Stage 7 saw some compelling riding from youngster Linus Gerdemann, who
pushed himself up the last climb of the day, breaking those who had
been riding with him and allowing Gerdemann to race down the backside
of the climb to take a courageous stage win. He subsequently took over
the Yellow Jersey, and the White Jersey signifying the best young rider
of the tour
Stage 8 was the best to date, and Michael Rasmussen, my favorite rider and the man tipped to win the King of the Mountain classification for the third year in a row take not only the Polka Dot Jersey but also the Yellow Jersey. Sadly though, it also saw the exit of three Australians, Stuart O’Grady to a nasty crash that left him with multiple injuries including a broken collarbone, five broken ribs, a punctured lung, a broken shoulderblade and “some bones in his spine”. Thankfully, he is resting comfortably in hospital and has suffered no damage to his spine.

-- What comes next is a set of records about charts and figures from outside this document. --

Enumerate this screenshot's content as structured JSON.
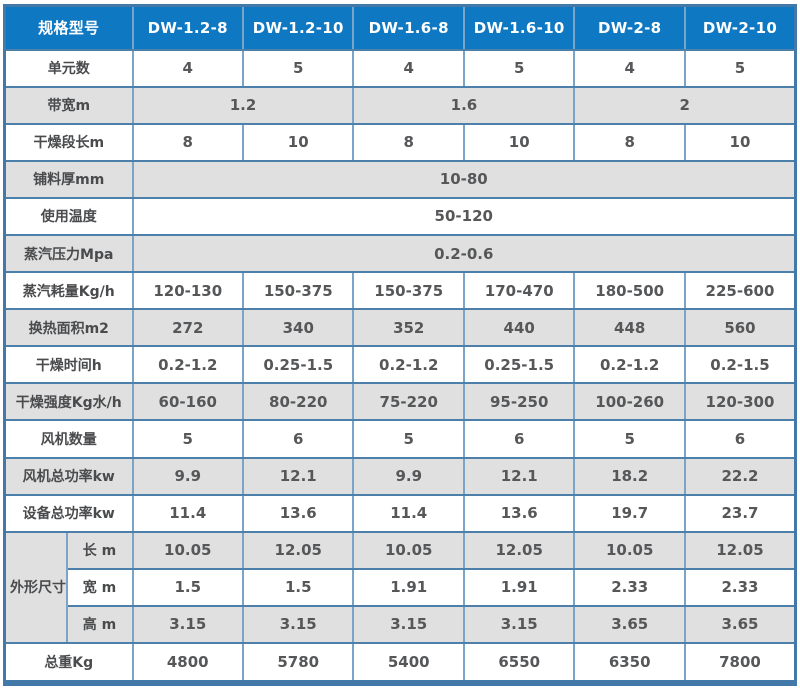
{
  "colors": {
    "header_bg": "#0f78c2",
    "header_text": "#ffffff",
    "row_gray": "#e0e0e0",
    "row_white": "#ffffff",
    "grid_line": "#4d7fab",
    "grid_line_light": "#7aa5c9",
    "value_text": "#565759"
  },
  "table": {
    "header": {
      "cells": [
        {
          "t": "规格型号",
          "cs": 2
        },
        {
          "t": "DW-1.2-8"
        },
        {
          "t": "DW-1.2-10"
        },
        {
          "t": "DW-1.6-8"
        },
        {
          "t": "DW-1.6-10"
        },
        {
          "t": "DW-2-8"
        },
        {
          "t": "DW-2-10"
        }
      ]
    },
    "rows": [
      {
        "shade": "white",
        "cells": [
          {
            "t": "单元数",
            "cs": 2,
            "label": true
          },
          {
            "t": "4"
          },
          {
            "t": "5"
          },
          {
            "t": "4"
          },
          {
            "t": "5"
          },
          {
            "t": "4"
          },
          {
            "t": "5"
          }
        ]
      },
      {
        "shade": "gray",
        "cells": [
          {
            "t": "带宽m",
            "cs": 2,
            "label": true
          },
          {
            "t": "1.2",
            "cs": 2
          },
          {
            "t": "1.6",
            "cs": 2
          },
          {
            "t": "2",
            "cs": 2
          }
        ]
      },
      {
        "shade": "white",
        "cells": [
          {
            "t": "干燥段长m",
            "cs": 2,
            "label": true
          },
          {
            "t": "8"
          },
          {
            "t": "10"
          },
          {
            "t": "8"
          },
          {
            "t": "10"
          },
          {
            "t": "8"
          },
          {
            "t": "10"
          }
        ]
      },
      {
        "shade": "gray",
        "cells": [
          {
            "t": "铺料厚mm",
            "cs": 2,
            "label": true
          },
          {
            "t": "10-80",
            "cs": 6
          }
        ]
      },
      {
        "shade": "white",
        "cells": [
          {
            "t": "使用温度",
            "cs": 2,
            "label": true
          },
          {
            "t": "50-120",
            "cs": 6
          }
        ]
      },
      {
        "shade": "gray",
        "cells": [
          {
            "t": "蒸汽压力Mpa",
            "cs": 2,
            "label": true
          },
          {
            "t": "0.2-0.6",
            "cs": 6
          }
        ]
      },
      {
        "shade": "white",
        "cells": [
          {
            "t": "蒸汽耗量Kg/h",
            "cs": 2,
            "label": true
          },
          {
            "t": "120-130"
          },
          {
            "t": "150-375"
          },
          {
            "t": "150-375"
          },
          {
            "t": "170-470"
          },
          {
            "t": "180-500"
          },
          {
            "t": "225-600"
          }
        ]
      },
      {
        "shade": "gray",
        "cells": [
          {
            "t": "换热面积m2",
            "cs": 2,
            "label": true
          },
          {
            "t": "272"
          },
          {
            "t": "340"
          },
          {
            "t": "352"
          },
          {
            "t": "440"
          },
          {
            "t": "448"
          },
          {
            "t": "560"
          }
        ]
      },
      {
        "shade": "white",
        "cells": [
          {
            "t": "干燥时间h",
            "cs": 2,
            "label": true
          },
          {
            "t": "0.2-1.2"
          },
          {
            "t": "0.25-1.5"
          },
          {
            "t": "0.2-1.2"
          },
          {
            "t": "0.25-1.5"
          },
          {
            "t": "0.2-1.2"
          },
          {
            "t": "0.2-1.5"
          }
        ]
      },
      {
        "shade": "gray",
        "cells": [
          {
            "t": "干燥强度Kg水/h",
            "cs": 2,
            "label": true
          },
          {
            "t": "60-160"
          },
          {
            "t": "80-220"
          },
          {
            "t": "75-220"
          },
          {
            "t": "95-250"
          },
          {
            "t": "100-260"
          },
          {
            "t": "120-300"
          }
        ]
      },
      {
        "shade": "white",
        "cells": [
          {
            "t": "风机数量",
            "cs": 2,
            "label": true
          },
          {
            "t": "5"
          },
          {
            "t": "6"
          },
          {
            "t": "5"
          },
          {
            "t": "6"
          },
          {
            "t": "5"
          },
          {
            "t": "6"
          }
        ]
      },
      {
        "shade": "gray",
        "cells": [
          {
            "t": "风机总功率kw",
            "cs": 2,
            "label": true
          },
          {
            "t": "9.9"
          },
          {
            "t": "12.1"
          },
          {
            "t": "9.9"
          },
          {
            "t": "12.1"
          },
          {
            "t": "18.2"
          },
          {
            "t": "22.2"
          }
        ]
      },
      {
        "shade": "white",
        "cells": [
          {
            "t": "设备总功率kw",
            "cs": 2,
            "label": true
          },
          {
            "t": "11.4"
          },
          {
            "t": "13.6"
          },
          {
            "t": "11.4"
          },
          {
            "t": "13.6"
          },
          {
            "t": "19.7"
          },
          {
            "t": "23.7"
          }
        ]
      },
      {
        "shade": "gray",
        "cells": [
          {
            "t": "外形尺寸",
            "rs": 3,
            "label": true,
            "force": "gray"
          },
          {
            "t": "长 m",
            "label": true
          },
          {
            "t": "10.05"
          },
          {
            "t": "12.05"
          },
          {
            "t": "10.05"
          },
          {
            "t": "12.05"
          },
          {
            "t": "10.05"
          },
          {
            "t": "12.05"
          }
        ]
      },
      {
        "shade": "white",
        "cells": [
          {
            "t": "宽 m",
            "label": true
          },
          {
            "t": "1.5"
          },
          {
            "t": "1.5"
          },
          {
            "t": "1.91"
          },
          {
            "t": "1.91"
          },
          {
            "t": "2.33"
          },
          {
            "t": "2.33"
          }
        ]
      },
      {
        "shade": "gray",
        "cells": [
          {
            "t": "高 m",
            "label": true
          },
          {
            "t": "3.15"
          },
          {
            "t": "3.15"
          },
          {
            "t": "3.15"
          },
          {
            "t": "3.15"
          },
          {
            "t": "3.65"
          },
          {
            "t": "3.65"
          }
        ]
      },
      {
        "shade": "white",
        "cells": [
          {
            "t": "总重Kg",
            "cs": 2,
            "label": true
          },
          {
            "t": "4800"
          },
          {
            "t": "5780"
          },
          {
            "t": "5400"
          },
          {
            "t": "6550"
          },
          {
            "t": "6350"
          },
          {
            "t": "7800"
          }
        ]
      }
    ]
  },
  "chart_data": {
    "type": "table",
    "title": "规格型号参数表",
    "columns": [
      "规格型号",
      "DW-1.2-8",
      "DW-1.2-10",
      "DW-1.6-8",
      "DW-1.6-10",
      "DW-2-8",
      "DW-2-10"
    ],
    "rows": [
      [
        "单元数",
        "4",
        "5",
        "4",
        "5",
        "4",
        "5"
      ],
      [
        "带宽m",
        "1.2",
        "1.2",
        "1.6",
        "1.6",
        "2",
        "2"
      ],
      [
        "干燥段长m",
        "8",
        "10",
        "8",
        "10",
        "8",
        "10"
      ],
      [
        "铺料厚mm",
        "10-80",
        "10-80",
        "10-80",
        "10-80",
        "10-80",
        "10-80"
      ],
      [
        "使用温度",
        "50-120",
        "50-120",
        "50-120",
        "50-120",
        "50-120",
        "50-120"
      ],
      [
        "蒸汽压力Mpa",
        "0.2-0.6",
        "0.2-0.6",
        "0.2-0.6",
        "0.2-0.6",
        "0.2-0.6",
        "0.2-0.6"
      ],
      [
        "蒸汽耗量Kg/h",
        "120-130",
        "150-375",
        "150-375",
        "170-470",
        "180-500",
        "225-600"
      ],
      [
        "换热面积m2",
        "272",
        "340",
        "352",
        "440",
        "448",
        "560"
      ],
      [
        "干燥时间h",
        "0.2-1.2",
        "0.25-1.5",
        "0.2-1.2",
        "0.25-1.5",
        "0.2-1.2",
        "0.2-1.5"
      ],
      [
        "干燥强度Kg水/h",
        "60-160",
        "80-220",
        "75-220",
        "95-250",
        "100-260",
        "120-300"
      ],
      [
        "风机数量",
        "5",
        "6",
        "5",
        "6",
        "5",
        "6"
      ],
      [
        "风机总功率kw",
        "9.9",
        "12.1",
        "9.9",
        "12.1",
        "18.2",
        "22.2"
      ],
      [
        "设备总功率kw",
        "11.4",
        "13.6",
        "11.4",
        "13.6",
        "19.7",
        "23.7"
      ],
      [
        "外形尺寸 长 m",
        "10.05",
        "12.05",
        "10.05",
        "12.05",
        "10.05",
        "12.05"
      ],
      [
        "外形尺寸 宽 m",
        "1.5",
        "1.5",
        "1.91",
        "1.91",
        "2.33",
        "2.33"
      ],
      [
        "外形尺寸 高 m",
        "3.15",
        "3.15",
        "3.15",
        "3.15",
        "3.65",
        "3.65"
      ],
      [
        "总重Kg",
        "4800",
        "5780",
        "5400",
        "6550",
        "6350",
        "7800"
      ]
    ],
    "layout": {
      "header_fill": "#0f78c2",
      "alt_row_fill": "#e0e0e0",
      "grid": true
    }
  }
}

Rasmussen’s stage win was another of his infamous “Chicken Runs”, named for his thin wiry legs and his tendency to be able to ride an entire mountain stage, breaking anyone who even thinks of riding with him, and taking not only a stage win but the points for King of the Mountain. I think Frank Steele said it best on his Tour de France blog at tdfblog.com when he labeled the stage in his summary; Stage 8: Chicken Run 3: The Dane Reigns.

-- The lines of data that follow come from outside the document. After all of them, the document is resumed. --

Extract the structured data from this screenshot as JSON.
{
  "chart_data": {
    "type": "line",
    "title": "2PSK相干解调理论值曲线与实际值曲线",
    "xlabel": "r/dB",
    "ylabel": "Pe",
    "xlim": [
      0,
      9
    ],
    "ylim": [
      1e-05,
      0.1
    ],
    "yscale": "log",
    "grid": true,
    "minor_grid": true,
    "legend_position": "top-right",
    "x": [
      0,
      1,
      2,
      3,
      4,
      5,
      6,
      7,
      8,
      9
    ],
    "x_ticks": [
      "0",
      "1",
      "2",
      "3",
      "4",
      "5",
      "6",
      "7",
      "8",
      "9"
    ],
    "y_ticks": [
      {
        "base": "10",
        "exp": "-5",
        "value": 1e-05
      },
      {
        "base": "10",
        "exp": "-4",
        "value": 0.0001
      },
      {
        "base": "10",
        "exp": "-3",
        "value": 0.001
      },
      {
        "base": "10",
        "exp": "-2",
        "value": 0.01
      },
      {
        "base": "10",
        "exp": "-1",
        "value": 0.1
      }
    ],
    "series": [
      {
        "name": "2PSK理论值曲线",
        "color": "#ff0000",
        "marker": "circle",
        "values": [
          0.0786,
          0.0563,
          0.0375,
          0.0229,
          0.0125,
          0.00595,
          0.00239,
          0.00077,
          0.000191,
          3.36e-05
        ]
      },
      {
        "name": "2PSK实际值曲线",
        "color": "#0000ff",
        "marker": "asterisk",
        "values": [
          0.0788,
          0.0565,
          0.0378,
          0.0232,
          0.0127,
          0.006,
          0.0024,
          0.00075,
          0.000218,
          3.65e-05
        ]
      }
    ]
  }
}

And that’s it for right now. We’ve lost several riders so far, either due to crashes such as O’Grady or T-Mobile's Patrik Sinkewitz who suffered a bizarre crash that has left a spectator in a coma, withdrawals from riders who know that they have done their bit prior to the rigors of the mountains, and eliminations such as Robbie McEwan, favorite for the Green Jersey, who fell far enough behind on stage 8 to be eliminated.
But, even as an Aussie with only one hope left in the field, this Tour de France is shaping up to be a race to remember. Rasmussen is gonna make his name heard again as he traverses the Alps and the Pyrenees. So make sure you catch at least some of 2007’s Tour de France, otherwise you will be regretting it when it’s all over when the fat lady sings.